На плато Расвумчорр всё снега да снега,

Всё зима да зима, всё ветров кутерьма,

Восемнадцать ребят, три недели пурга…» –

декламирует отец Трифон и заключает: – Это Юрий Визбор пел, молодец он, хорошая песня.

– Помню. И заканчивает: «…Мы пробьёмся сквозь гору и руку дадим горизонту – тому, за которым весна».

Рудник Расвумчорр

– Я ведь работал там, на плато – в Кировске, отслужив три года на флоте. Сначала разнорабочим – разгребал у отбойников рудоспуска, куда самосвалы привозили руду. А потом уже выучился в вечернем ПТУ на помощника машиниста экскаватора – огромного такого, с ковшом чуть меньшим, чем эта комната… Нас поднимали по серпантину наверх горы, где уже облака ходят, и там мы делали в горе такую дырку, как бы под пломбу.

Виктор Плотников в юности

– То есть вы ковыряли зубы планеты? Получается очень такая по-советски правильная картинка: «Он, отдав долг родине, начал свою трудовую биографию простым рабочим…»

– Тогда я ещё не знал ни Бога, ни Церкви – ничего. Да, был советским. У меня было сильное желание работать на каком-то большом предприятии, быть в гуще народа – как все! Патриотическое такое желание. На другом руднике, но на той же горе Расвумчорр, только в глубине её, работала и моя мама – она была диспетчером предприятия, а потом заведовала складами взрывчатых веществ. И папа там же – он водил электропоезда в подземке, был машинистом.

Кировский рудник

– То есть был шахтёром?

– Горняком. У нас не говорили «шахтёр». Шахтёры – в шахтах, а у нас – рудники. Так вот, двенадцать часов работаешь – двое суток отдыхаешь. Электронных часов не было, проснёшься: а стрелки что, показывают три часа ночи или дня? Там же белые ночи. Выглянешь в окно – народу никого. Но это не значит, что ночь, потому что жили мы в довольно малолюдном районе.

Кировск (бывший Хибиногорск)

Кировск. Подъемник на гору

– Отчего ж вы рабочим не стали? Ведь такая работа затягивает. Хорошие деньги, коллектив, уважение окружающих, да и самого себя. Это очень быстро развивается – такая привязанность к миру, к профессии, к каким-то удобствам…

– Там было очень интересно, но это было не моё.

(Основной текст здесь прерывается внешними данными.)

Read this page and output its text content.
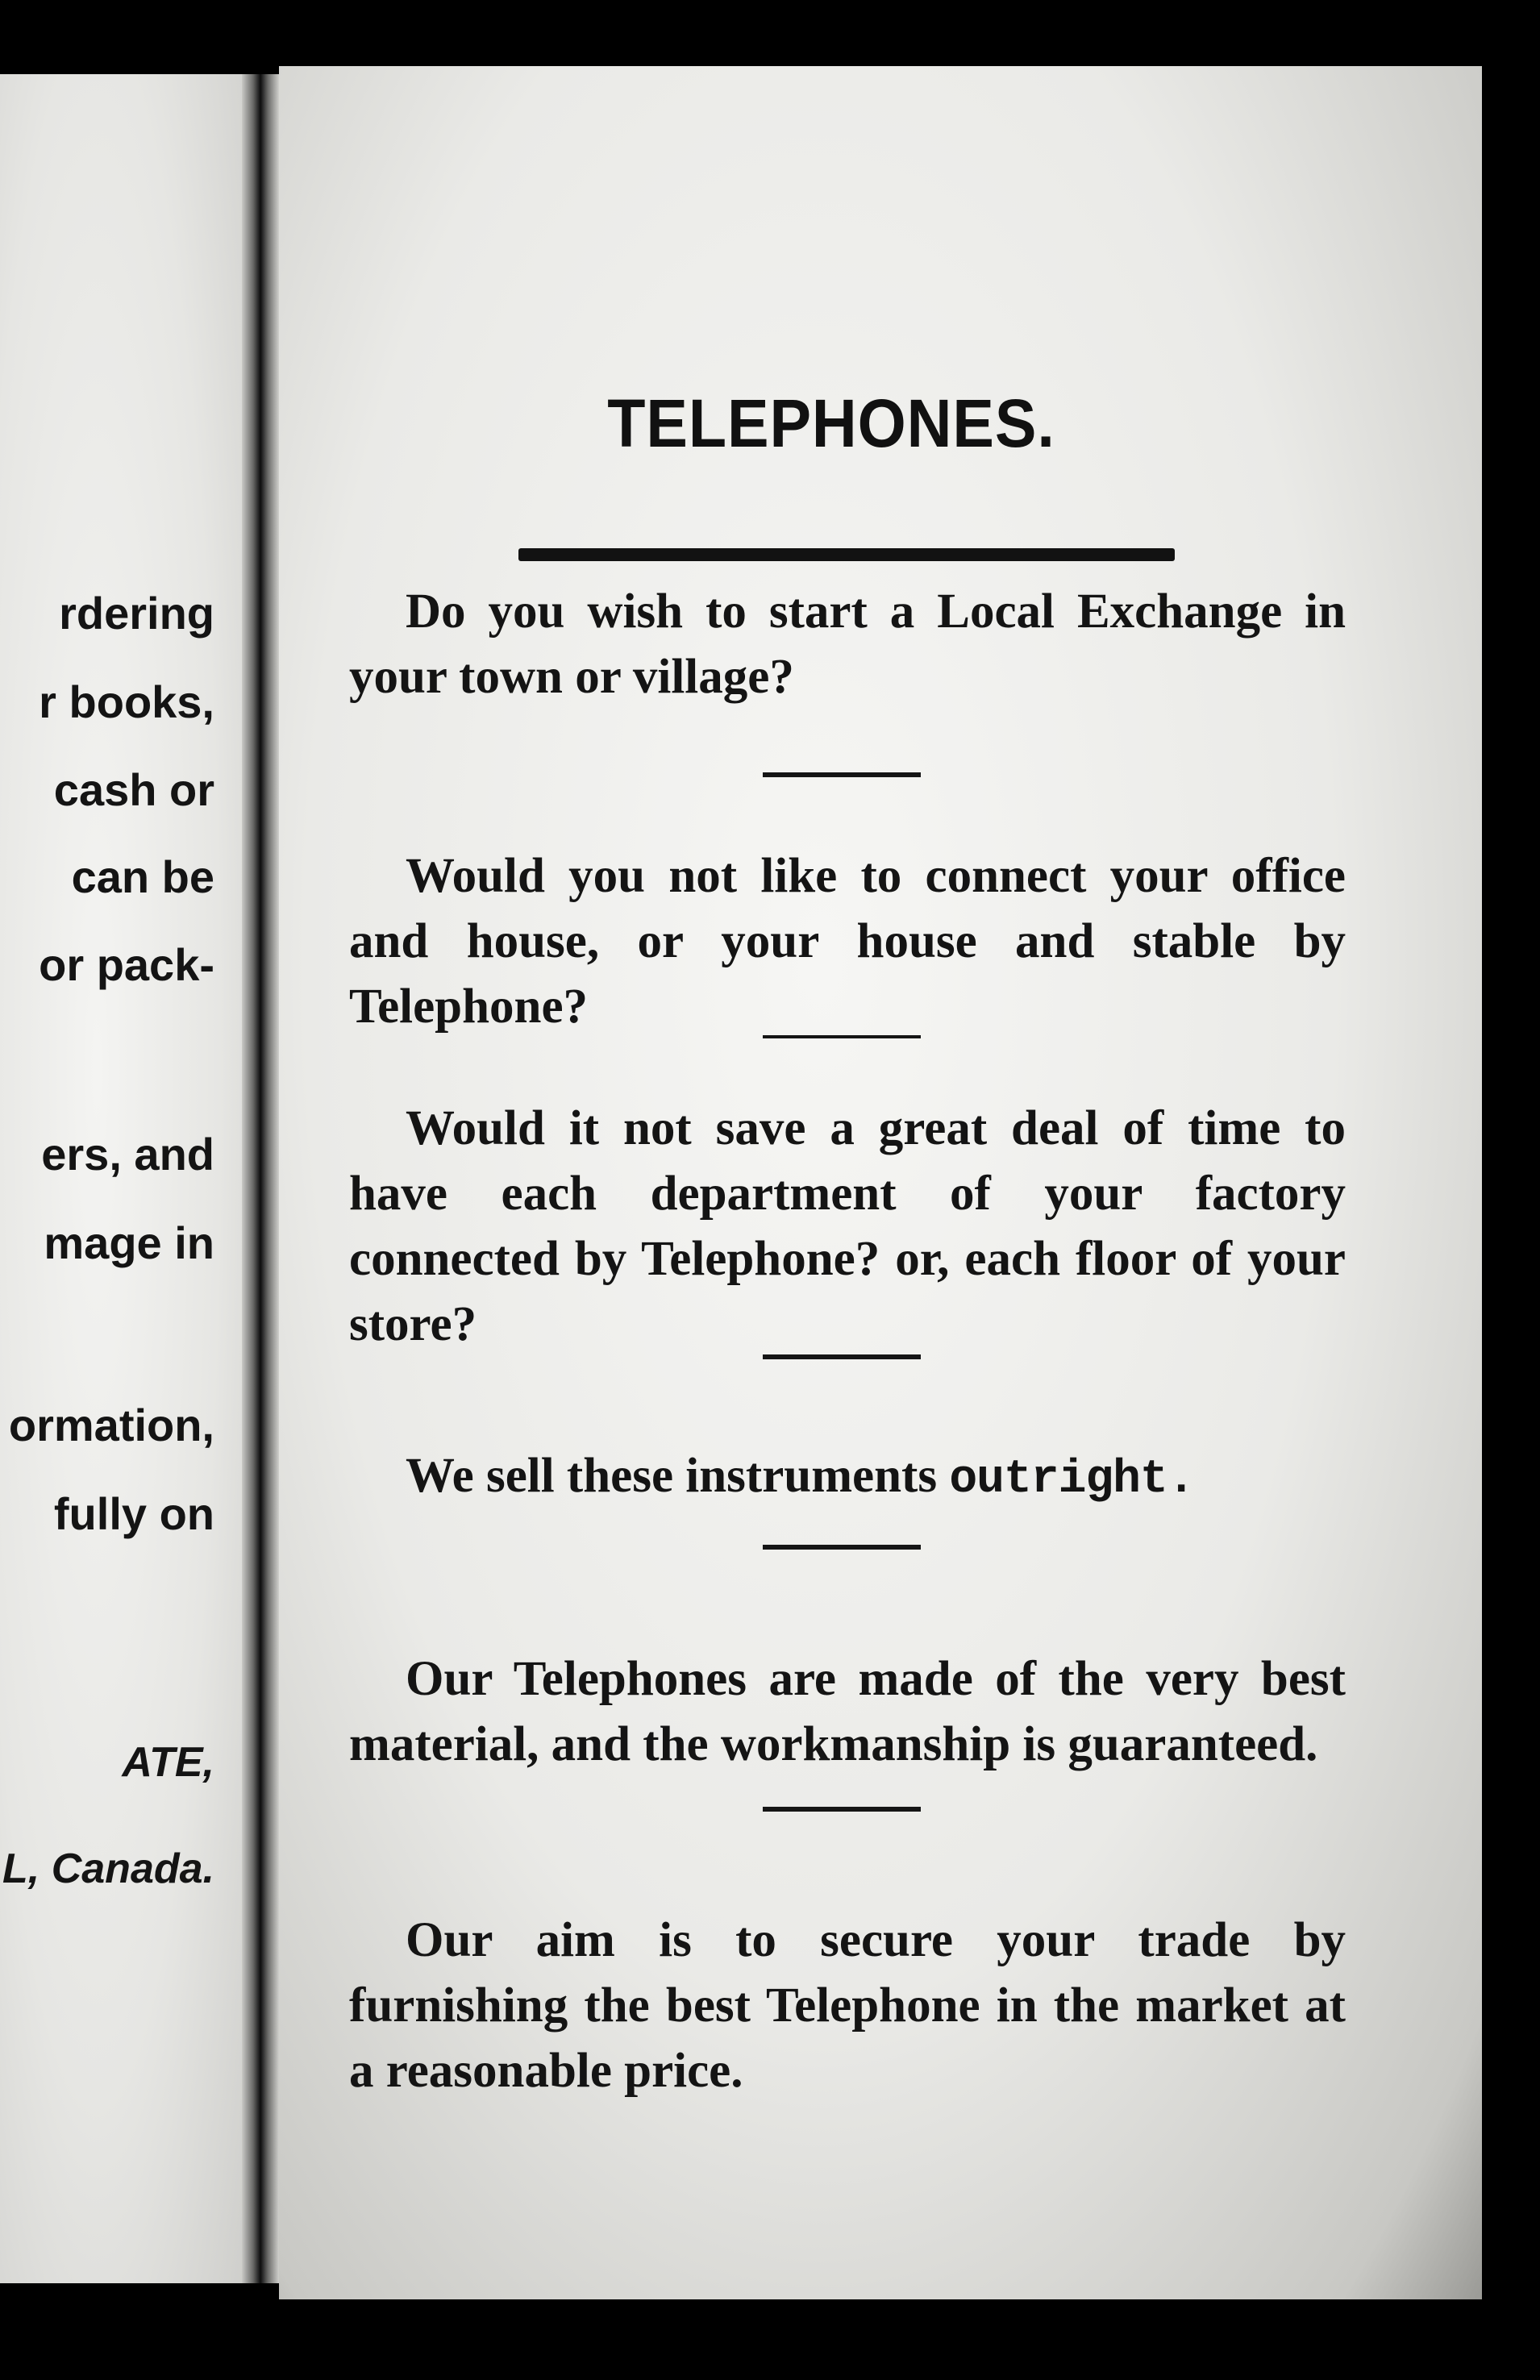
rdering

r books,

cash or

can be

or pack-

ers, and

mage in

ormation,

fully on

ATE,

L, Canada.

TELEPHONES.

Do you wish to start a Local Exchange in your town or village?

Would you not like to connect your office and house, or your house and stable by Telephone?

Would it not save a great deal of time to have each department of your factory connected by Telephone? or, each floor of your store?

We sell these instruments outright.

Our Telephones are made of the very best material, and the workmanship is guaranteed.

Our aim is to secure your trade by furnishing the best Telephone in the market at a reasonable price.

– Я почему спрашиваю? Потому что у меня опыт такой был: мне всегда нравилось работать с деревом, я умел вытачивать деревянные подсвечники и кубки на токарном станке, а потом учился на мебельщика и в какой-то момент вдруг понял, что дерево стало слушаться меня, оно признало меня своим хозяином. И это очень сильное ощущение, оно даёт удовлетворение, возможность расти в профессии, становясь классным деревообработчиком. Ты как бы срастаешься с материальным, с землёй в широком смысле этого слова, и уже не до мыслей о спасении души. И это, думаю, может вообще закрыть дорогу человеку в храм или к Богу. Или нет?

– Нет, у меня такого не было. Видимо, просто этот опыт на руднике был важен для внутреннего становления. Я так понимаю. А по большому счёту, я всё-таки был там лишний.

– То есть рудой вам не удалось завладеть и руда не завладела вами?

– Мне кажется, что рано или поздно у человека возникает запрос о смысле своего существования, о поиске Бога и спасении. Это зерно, заложенное Богом в душу человеческую, всё равно где-то пробьётся. На этом пути, да, можно притормозить, уйти в сторону. Но Господь даёт возможность человеку найти ответы на вопросы о главном.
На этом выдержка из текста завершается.